La riapertura: un marasma di emozioni e di cose da imparare.
Lunedì 18 maggio l’Italia ha riaperto le porte alla vita. L’emozione è stata tanta quando il presidente Conte la sera prima si è affacciato in differita televisiva proprio all’ora di cena facendo appoggiare forchette e cucchiai sui tavoli delle cucine, dove tutti quanti abbiamo trattenuto il respiro per ascoltare le sorti che sarebbero toccate ad ognuno di noi all’indomani.
Già nelle prime ore del mattino i rumori erano a livelli dolorosi, forse perché oramai le mie orecchie e i miei sensori si erano sopiti nei lunghi e silenziosi giorni della quarantena, o forse perché semplicemente non ero pronta. Troppi timori, ancora tanta incertezza, eppure dovevamo farlo, dovevamo rialzare la testa e tornare il più possibile alla normalità.
I marciapiedi ricevevano passi frettolosi, le botteghe facevano nuovamente mostra di sé e i loro bottegai tiravano di nuovo boccate d’aria mista a speranza. Ognuno si muoveva con fare titubante, quasi guardingo, mentre la tensione per far sì che tutto andasse bene, si affettava col coltello.
I bambini, con le mascherine anche loro, saltellavano sotto la pioggia vogliosi di riprendersi la vita che un “bobo” crudele gli aveva portato via e che ancora continuava a fargli tenere il visino coperto.
Ogni tanto mi veniva facile andare alla finestra del mio negozio per infilarmi di nuovo quel mondo dentro, quel mondo fatto di movimento, di gente laboriosa e vogliosa di riprovare, di riprovarci.
Mi sentivo come un nodo alla gola a vedere tutti quegli uomini e donne di buna volontà, e non ultimo a pensare alle categorie che ancora non avevano potuto riaprire, o che magari neanche avrebbero riaperto.
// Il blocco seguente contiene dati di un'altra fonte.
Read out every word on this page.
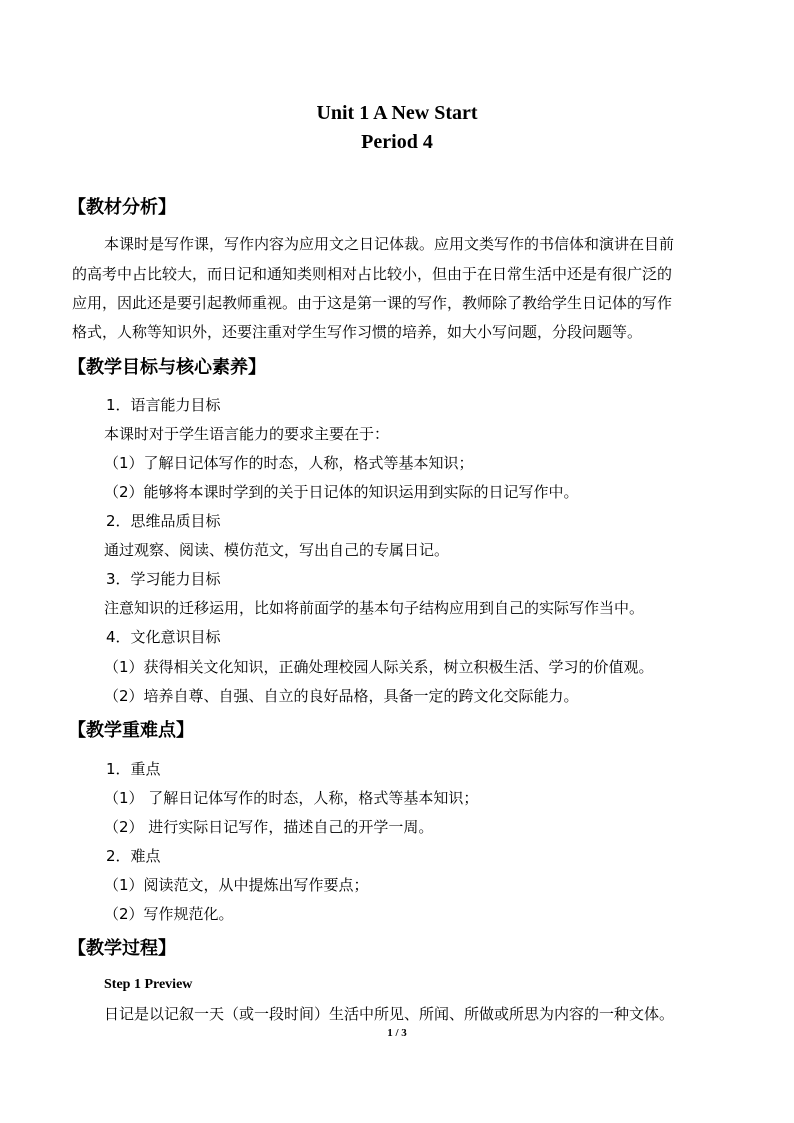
Unit 1 A New Start
Period 4
【教材分析】
本课时是写作课，写作内容为应用文之日记体裁。应用文类写作的书信体和演讲在目前
的高考中占比较大，而日记和通知类则相对占比较小，但由于在日常生活中还是有很广泛的
应用，因此还是要引起教师重视。由于这是第一课的写作，教师除了教给学生日记体的写作
格式，人称等知识外，还要注重对学生写作习惯的培养，如大小写问题，分段问题等。
【教学目标与核心素养】
1．语言能力目标
本课时对于学生语言能力的要求主要在于：
（1）了解日记体写作的时态，人称，格式等基本知识；
（2）能够将本课时学到的关于日记体的知识运用到实际的日记写作中。
2．思维品质目标
通过观察、阅读、模仿范文，写出自己的专属日记。
3．学习能力目标
注意知识的迁移运用，比如将前面学的基本句子结构应用到自己的实际写作当中。
4．文化意识目标
（1）获得相关文化知识，正确处理校园人际关系，树立积极生活、学习的价值观。
（2）培养自尊、自强、自立的良好品格，具备一定的跨文化交际能力。
【教学重难点】
1．重点
（1） 了解日记体写作的时态，人称，格式等基本知识；
（2） 进行实际日记写作，描述自己的开学一周。
2．难点
（1）阅读范文，从中提炼出写作要点；
（2）写作规范化。
【教学过程】
Step 1 Preview
日记是以记叙一天（或一段时间）生活中所见、所闻、所做或所思为内容的一种文体。
1 / 3
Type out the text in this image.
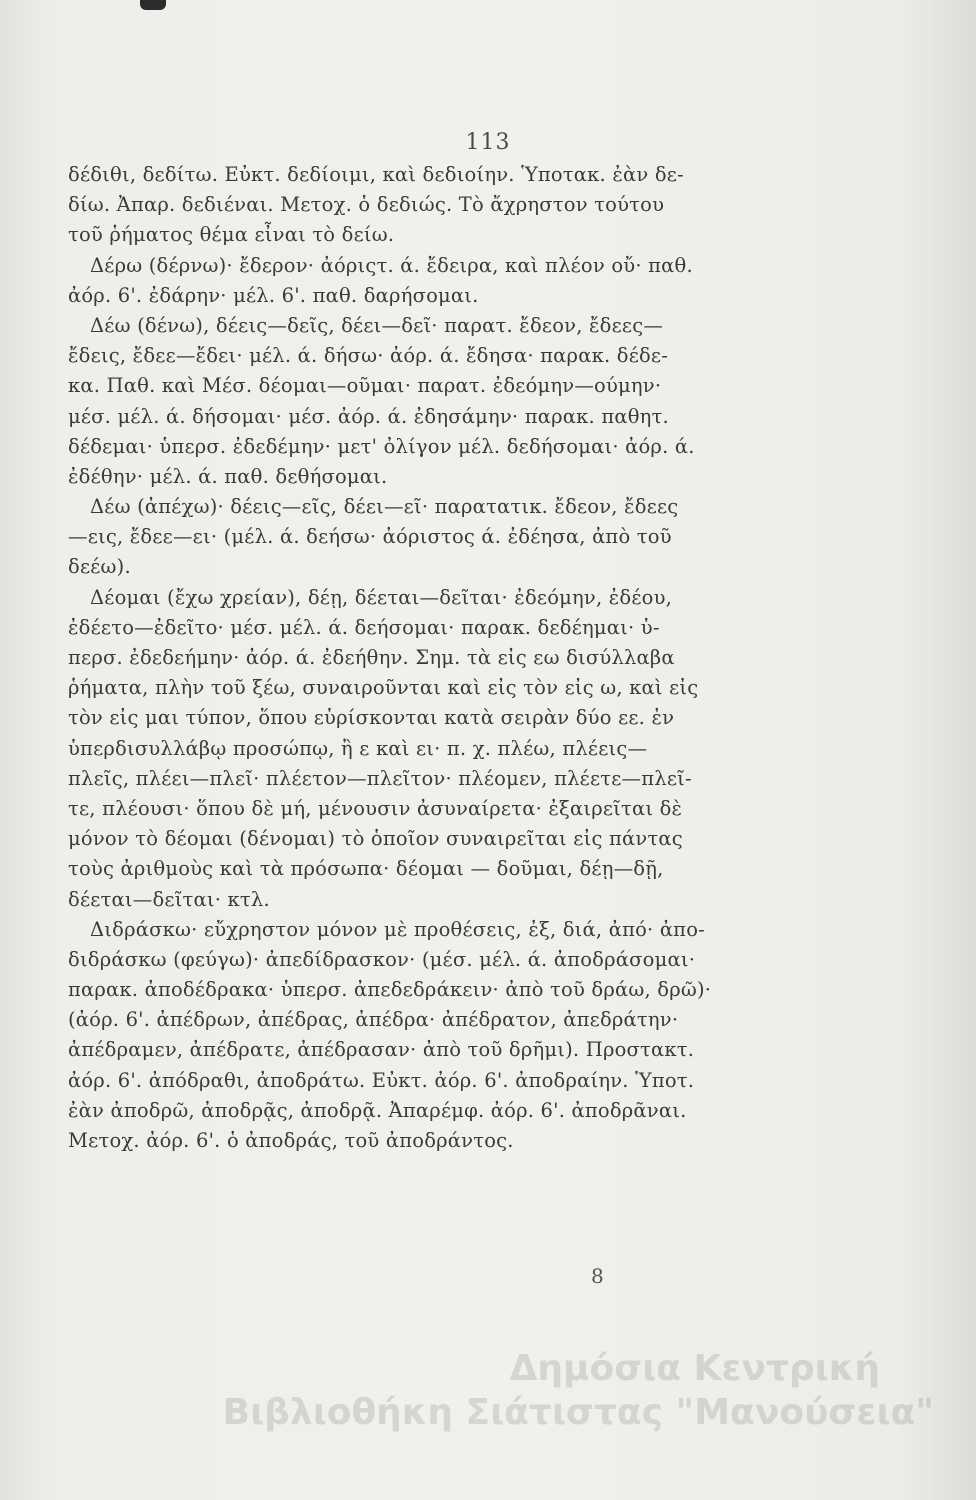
113
δέδιθι, δεδίτω. Εὐκτ. δεδίοιμι, καὶ δεδιοίην. Ὑποτακ. ἐὰν δε-
δίω. Ἀπαρ. δεδιέναι. Μετοχ. ὁ δεδιώς. Τὸ ἄχρηστον τούτου
τοῦ ῥήματος θέμα εἶναι τὸ δείω.
Δέρω (δέρνω)· ἔδερον· ἀόριςτ. ά. ἔδειρα, καὶ πλέον οὔ· παθ.
ἀόρ. 6'. ἐδάρην· μέλ. 6'. παθ. δαρήσομαι.
Δέω (δένω), δέεις—δεῖς, δέει—δεῖ· παρατ. ἔδεον, ἔδεες—
ἔδεις, ἔδεε—ἔδει· μέλ. ά. δήσω· ἀόρ. ά. ἔδησα· παρακ. δέδε-
κα. Παθ. καὶ Μέσ. δέομαι—οῦμαι· παρατ. ἐδεόμην—ούμην·
μέσ. μέλ. ά. δήσομαι· μέσ. ἀόρ. ά. ἐδησάμην· παρακ. παθητ.
δέδεμαι· ὑπερσ. ἐδεδέμην· μετ' ὀλίγον μέλ. δεδήσομαι· ἀόρ. ά.
ἐδέθην· μέλ. ά. παθ. δεθήσομαι.
Δέω (ἀπέχω)· δέεις—εῖς, δέει—εῖ· παρατατικ. ἔδεον, ἔδεες
—εις, ἔδεε—ει· (μέλ. ά. δεήσω· ἀόριστος ά. ἐδέησα, ἀπὸ τοῦ
δεέω).
Δέομαι (ἔχω χρείαν), δέῃ, δέεται—δεῖται· ἐδεόμην, ἐδέου,
ἐδέετο—ἐδεῖτο· μέσ. μέλ. ά. δεήσομαι· παρακ. δεδέημαι· ὑ-
περσ. ἐδεδεήμην· ἀόρ. ά. ἐδεήθην. Σημ. τὰ εἰς εω δισύλλαβα
ῥήματα, πλὴν τοῦ ξέω, συναιροῦνται καὶ εἰς τὸν εἰς ω, καὶ εἰς
τὸν εἰς μαι τύπον, ὅπου εὑρίσκονται κατὰ σειρὰν δύο εε. ἐν
ὑπερδισυλλάβῳ προσώπῳ, ἢ ε καὶ ει· π. χ. πλέω, πλέεις—
πλεῖς, πλέει—πλεῖ· πλέετον—πλεῖτον· πλέομεν, πλέετε—πλεῖ-
τε, πλέουσι· ὅπου δὲ μή, μένουσιν ἀσυναίρετα· ἐξαιρεῖται δὲ
μόνον τὸ δέομαι (δένομαι) τὸ ὁποῖον συναιρεῖται εἰς πάντας
τοὺς ἀριθμοὺς καὶ τὰ πρόσωπα· δέομαι — δοῦμαι, δέῃ—δῇ,
δέεται—δεῖται· κτλ.
Διδράσκω· εὔχρηστον μόνον μὲ προθέσεις, ἐξ, διά, ἀπό· ἀπο-
διδράσκω (φεύγω)· ἀπεδίδρασκον· (μέσ. μέλ. ά. ἀποδράσομαι·
παρακ. ἀποδέδρακα· ὑπερσ. ἀπεδεδράκειν· ἀπὸ τοῦ δράω, δρῶ)·
(ἀόρ. 6'. ἀπέδρων, ἀπέδρας, ἀπέδρα· ἀπέδρατον, ἀπεδράτην·
ἀπέδραμεν, ἀπέδρατε, ἀπέδρασαν· ἀπὸ τοῦ δρῆμι). Προστακτ.
ἀόρ. 6'. ἀπόδραθι, ἀποδράτω. Εὐκτ. ἀόρ. 6'. ἀποδραίην. Ὑποτ.
ἐὰν ἀποδρῶ, ἀποδρᾷς, ἀποδρᾷ. Ἀπαρέμφ. ἀόρ. 6'. ἀποδρᾶναι.
Μετοχ. ἀόρ. 6'. ὁ ἀποδράς, τοῦ ἀποδράντος.
8
Δημόσια Κεντρική
Βιβλιοθήκη Σιάτιστας "Μανούσεια"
Fa male pensare che persone adulte si debbano reinventare, che debbano pensare ad un altro lavoro, impararlo perché impossibilitati a riaprire i battenti di quello che è stato il loro sostegno, la loro soddisfazione per tanti anni, quello stesso lavoro che ha cresciuto intere famiglie, che ha fatto studiare i figli portandoli all’età di essere adulti.
Adesso la settimana lavorativa è quasi finita e in qualche modo ce l’abbiamo fatta. L’ortolano corre di nuovo con tutta la sua fierezza, l’ottico apre la serranda con più decisione e i parrucchieri portano via i loro sacchi neri pieni di lavoro finito, persino i fiori del fioraio di fronte sono più belli.
E’ vero, abbiamo fatto a meno dei sorrisi, ma abbiamo potuto incontrarli negli occhi, occhi bellissimi, sottolineati dalle mascherine di tutti i colori e generi, come se oramai facessero parte di noi, tanto da dargli l’importanza del gusto e della scelta.
Mascherine per tutti, come unica medicina per arginare un male con un nome preciso, ma che di preciso non ha niente, perché può agire su ognuno di noi a suo piacere, perfido e beffardo, e doloroso e profondamente cattivo.
Dobbiamo augurarci che si sia stancato di noi e che non ci guardi riprendere a piccoli passi la vita, per poi saltare fuori di nuovo, così, all’improvviso. Già ci ha costretto ad essere noi soltanto a metà, non permettiamogli di coprirci anche gli occhi!
Non vedo l’ora, la prossima settimana di incontrare di nuovo tutti quegli uomini e quelle donne che non con poca fatica si sono ripresi la vita.